Note that although the example where the received signal strengths are quantized with the first resolution or the second resolution according to the strength is described in the present embodiment, a configuration is possible in which the received signal strengths are quantized with use of three or more resolutions that correspond to the strength. Also, although the case where the number of quantization bits is 8 bits is described, this is of course one example, and there are no particular limitations on the number of quantization bits.

Also, although the case where the present description is mainly applied to a Walk Away Closing system is described in the present embodiment, the present description can be applied to various types of systems that need to detect the position of the portable device 3 when in the vicinity of the vehicle and when distant from the vehicle.

LIST OF REFERENCE NUMERALS

1 Onboard device

1 a RF reception antenna

2 LF transmission antenna

3 Portable device

10 Onboard control unit

11 Onboard reception unit

12 Onboard transmission unit

13 Onboard device storage unit

14 Onboard device clock unit

31 Portable control unit

32 Portable reception unit

33 Received signal strength measuring unit

34 LF reception antenna

35 Portable transmission unit

36 RF transmission antenna

37 Portable device storage unit

38 Portable device clock unit

41 Door switch

42 Door open/closed detection switch

43 Electronic door lock apparatus

44 Motor operation detection unit

C Vehicle

Claims

1. A vehicle communication system comprising an onboard device that transmits a detection signal from an antenna provided in a vehicle and a portable device that receives the detection signal transmitted by the onboard device and transmits a response signal that is in accordance with the received detection signal, the onboard device detecting a position of the portable device by receiving the response signal transmitted by the portable device, wherein the portable device comprises: a measuring unit that measures a received signal strength of the received detection signal;a quantization unit that quantizes the received signal strength measured by the measuring unit with a corresponding one of a plurality of resolutions; anda transmission unit that transmits the response signal that includes received signal strength data obtained by the quantization performed by the quantization unit.

2. The vehicle communication system according to claim 1, wherein if the received signal strength is lower than a predetermined strength, the quantization unit quantizes the received signal strength with a predetermined first resolution, and if the received signal strength is higher than or equal to the predetermined strength, the quantization unit quantizes the received signal strength with a second resolution that is higher than the first resolution.

3. The vehicle communication system according to claim 1, wherein the onboard device further comprises a conversion unit that converts the received signal strength data included in the received response signal into received signal strength data quantized with a given resolution.

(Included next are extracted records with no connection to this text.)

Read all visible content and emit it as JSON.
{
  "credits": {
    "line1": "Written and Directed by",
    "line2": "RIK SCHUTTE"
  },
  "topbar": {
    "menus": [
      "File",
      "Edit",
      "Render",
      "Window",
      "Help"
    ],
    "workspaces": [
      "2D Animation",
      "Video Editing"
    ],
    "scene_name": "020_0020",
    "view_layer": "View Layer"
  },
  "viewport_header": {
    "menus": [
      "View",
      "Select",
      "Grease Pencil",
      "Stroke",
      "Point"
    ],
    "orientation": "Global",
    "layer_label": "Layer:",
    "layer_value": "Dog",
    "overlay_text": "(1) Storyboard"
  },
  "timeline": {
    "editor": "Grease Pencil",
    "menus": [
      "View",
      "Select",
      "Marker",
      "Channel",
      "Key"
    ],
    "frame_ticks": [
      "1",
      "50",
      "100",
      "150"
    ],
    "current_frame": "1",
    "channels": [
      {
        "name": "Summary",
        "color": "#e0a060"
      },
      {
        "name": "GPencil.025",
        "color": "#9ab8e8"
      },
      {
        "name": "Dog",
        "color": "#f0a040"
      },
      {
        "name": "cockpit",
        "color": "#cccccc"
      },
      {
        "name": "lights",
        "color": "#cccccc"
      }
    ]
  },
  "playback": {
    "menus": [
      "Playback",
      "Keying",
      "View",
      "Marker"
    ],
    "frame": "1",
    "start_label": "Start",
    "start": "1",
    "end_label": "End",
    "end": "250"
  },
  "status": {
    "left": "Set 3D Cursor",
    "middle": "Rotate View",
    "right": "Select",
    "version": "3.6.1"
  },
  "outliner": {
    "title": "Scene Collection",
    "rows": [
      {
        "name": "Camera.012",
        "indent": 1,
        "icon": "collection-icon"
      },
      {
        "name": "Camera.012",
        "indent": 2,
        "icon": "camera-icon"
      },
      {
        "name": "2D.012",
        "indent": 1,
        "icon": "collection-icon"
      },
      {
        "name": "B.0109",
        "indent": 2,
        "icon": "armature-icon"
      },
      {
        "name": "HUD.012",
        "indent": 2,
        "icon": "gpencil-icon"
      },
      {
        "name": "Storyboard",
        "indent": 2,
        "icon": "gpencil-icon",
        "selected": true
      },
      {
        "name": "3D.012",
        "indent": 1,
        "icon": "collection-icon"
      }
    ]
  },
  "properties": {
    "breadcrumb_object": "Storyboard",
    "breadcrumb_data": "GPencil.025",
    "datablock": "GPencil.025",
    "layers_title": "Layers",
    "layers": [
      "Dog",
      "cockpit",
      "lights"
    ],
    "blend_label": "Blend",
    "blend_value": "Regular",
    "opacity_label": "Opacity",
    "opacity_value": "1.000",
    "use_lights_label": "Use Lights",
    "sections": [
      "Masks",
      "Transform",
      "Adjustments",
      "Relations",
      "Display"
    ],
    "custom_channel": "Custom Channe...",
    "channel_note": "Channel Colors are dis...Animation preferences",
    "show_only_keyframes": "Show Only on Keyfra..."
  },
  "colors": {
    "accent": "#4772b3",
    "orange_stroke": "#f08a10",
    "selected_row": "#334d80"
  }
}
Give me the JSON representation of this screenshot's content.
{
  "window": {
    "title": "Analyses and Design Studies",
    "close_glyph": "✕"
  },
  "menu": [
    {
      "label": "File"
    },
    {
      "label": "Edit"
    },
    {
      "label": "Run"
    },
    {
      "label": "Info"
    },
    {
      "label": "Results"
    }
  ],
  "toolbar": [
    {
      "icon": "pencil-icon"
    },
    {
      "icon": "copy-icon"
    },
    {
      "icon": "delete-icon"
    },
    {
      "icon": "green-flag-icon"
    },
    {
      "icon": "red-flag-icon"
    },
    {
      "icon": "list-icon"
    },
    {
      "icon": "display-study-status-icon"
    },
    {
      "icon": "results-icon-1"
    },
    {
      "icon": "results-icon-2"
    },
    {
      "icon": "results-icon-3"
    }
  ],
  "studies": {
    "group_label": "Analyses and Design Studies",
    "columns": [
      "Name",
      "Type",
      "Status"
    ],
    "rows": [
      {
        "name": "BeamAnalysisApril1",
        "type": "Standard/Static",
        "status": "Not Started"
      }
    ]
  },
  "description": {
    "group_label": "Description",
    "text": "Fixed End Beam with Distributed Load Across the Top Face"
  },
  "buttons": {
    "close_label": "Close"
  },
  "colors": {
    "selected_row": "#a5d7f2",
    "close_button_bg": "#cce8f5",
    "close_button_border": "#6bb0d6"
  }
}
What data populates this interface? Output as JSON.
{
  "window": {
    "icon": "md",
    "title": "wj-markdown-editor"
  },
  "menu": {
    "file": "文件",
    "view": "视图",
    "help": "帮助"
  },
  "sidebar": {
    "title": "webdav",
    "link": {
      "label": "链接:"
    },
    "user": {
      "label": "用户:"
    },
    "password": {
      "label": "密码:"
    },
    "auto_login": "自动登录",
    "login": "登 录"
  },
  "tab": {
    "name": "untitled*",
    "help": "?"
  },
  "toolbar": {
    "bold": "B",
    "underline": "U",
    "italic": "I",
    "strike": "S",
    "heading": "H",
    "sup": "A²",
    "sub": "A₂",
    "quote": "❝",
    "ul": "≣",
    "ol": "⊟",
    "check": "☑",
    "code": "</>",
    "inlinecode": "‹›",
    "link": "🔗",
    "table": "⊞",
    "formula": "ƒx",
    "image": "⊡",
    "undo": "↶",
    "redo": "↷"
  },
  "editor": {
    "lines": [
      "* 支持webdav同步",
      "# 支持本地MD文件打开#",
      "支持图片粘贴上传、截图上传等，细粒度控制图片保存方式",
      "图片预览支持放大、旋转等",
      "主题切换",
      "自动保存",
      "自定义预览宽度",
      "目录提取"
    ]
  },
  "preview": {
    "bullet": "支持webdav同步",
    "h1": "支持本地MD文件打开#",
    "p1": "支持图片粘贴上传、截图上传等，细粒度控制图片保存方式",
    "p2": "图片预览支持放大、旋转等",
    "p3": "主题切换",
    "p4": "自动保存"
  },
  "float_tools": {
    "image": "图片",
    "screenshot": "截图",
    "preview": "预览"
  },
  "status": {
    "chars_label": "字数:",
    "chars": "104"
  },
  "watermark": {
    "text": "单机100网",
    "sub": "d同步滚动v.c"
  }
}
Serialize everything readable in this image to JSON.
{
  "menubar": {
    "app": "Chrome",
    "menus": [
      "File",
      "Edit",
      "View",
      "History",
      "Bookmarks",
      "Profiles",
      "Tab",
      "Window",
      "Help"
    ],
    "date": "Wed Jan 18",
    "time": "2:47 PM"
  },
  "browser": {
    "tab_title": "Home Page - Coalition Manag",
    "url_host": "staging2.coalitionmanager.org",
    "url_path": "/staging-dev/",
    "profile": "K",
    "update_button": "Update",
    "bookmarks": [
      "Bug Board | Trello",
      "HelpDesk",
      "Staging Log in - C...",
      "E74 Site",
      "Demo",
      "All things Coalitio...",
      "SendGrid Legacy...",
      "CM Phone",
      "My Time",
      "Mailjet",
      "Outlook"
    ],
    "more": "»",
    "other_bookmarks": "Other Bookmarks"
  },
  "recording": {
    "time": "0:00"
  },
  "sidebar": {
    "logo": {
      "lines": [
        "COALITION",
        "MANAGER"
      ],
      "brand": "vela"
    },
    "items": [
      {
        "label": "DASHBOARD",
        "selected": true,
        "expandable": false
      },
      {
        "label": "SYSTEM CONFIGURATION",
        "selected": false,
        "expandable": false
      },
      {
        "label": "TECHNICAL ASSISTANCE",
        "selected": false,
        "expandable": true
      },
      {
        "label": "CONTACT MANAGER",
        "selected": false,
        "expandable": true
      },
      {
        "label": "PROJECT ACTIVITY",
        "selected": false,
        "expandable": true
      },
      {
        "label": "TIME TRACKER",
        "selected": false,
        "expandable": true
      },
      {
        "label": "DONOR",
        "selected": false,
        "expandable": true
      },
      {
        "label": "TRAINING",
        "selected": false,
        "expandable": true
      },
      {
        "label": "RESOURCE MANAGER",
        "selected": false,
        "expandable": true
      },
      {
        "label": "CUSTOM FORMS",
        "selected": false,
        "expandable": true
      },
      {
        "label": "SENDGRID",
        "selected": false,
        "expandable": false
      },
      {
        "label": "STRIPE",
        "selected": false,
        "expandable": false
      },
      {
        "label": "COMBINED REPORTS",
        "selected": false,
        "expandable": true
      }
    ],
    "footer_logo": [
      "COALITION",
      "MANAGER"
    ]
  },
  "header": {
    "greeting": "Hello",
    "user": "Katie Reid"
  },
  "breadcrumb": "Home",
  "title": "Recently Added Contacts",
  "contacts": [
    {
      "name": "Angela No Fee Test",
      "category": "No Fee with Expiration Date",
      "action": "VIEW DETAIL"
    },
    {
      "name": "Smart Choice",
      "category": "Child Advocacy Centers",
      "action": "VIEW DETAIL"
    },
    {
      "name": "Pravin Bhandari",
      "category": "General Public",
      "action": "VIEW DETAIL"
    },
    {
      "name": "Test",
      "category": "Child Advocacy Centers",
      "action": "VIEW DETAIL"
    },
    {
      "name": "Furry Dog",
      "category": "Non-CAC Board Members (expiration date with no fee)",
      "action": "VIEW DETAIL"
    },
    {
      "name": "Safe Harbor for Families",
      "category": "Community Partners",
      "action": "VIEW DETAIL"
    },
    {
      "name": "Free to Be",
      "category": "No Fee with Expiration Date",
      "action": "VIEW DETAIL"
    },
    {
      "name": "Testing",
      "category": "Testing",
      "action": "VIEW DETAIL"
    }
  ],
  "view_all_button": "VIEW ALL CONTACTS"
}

4. A portable device that receives a detection signal transmitted by an onboard device, and transmits a response signal that is in accordance with the received detection signal, the portable device comprising: a measuring unit that measures a received signal strength of the received detection signal;a quantization unit that quantizes the received signal strength measured by the measuring unit with a corresponding one of a plurality of resolutions; anda transmission unit that transmits the response signal that includes received signal strength data obtained by the quantization performed by the quantization unit.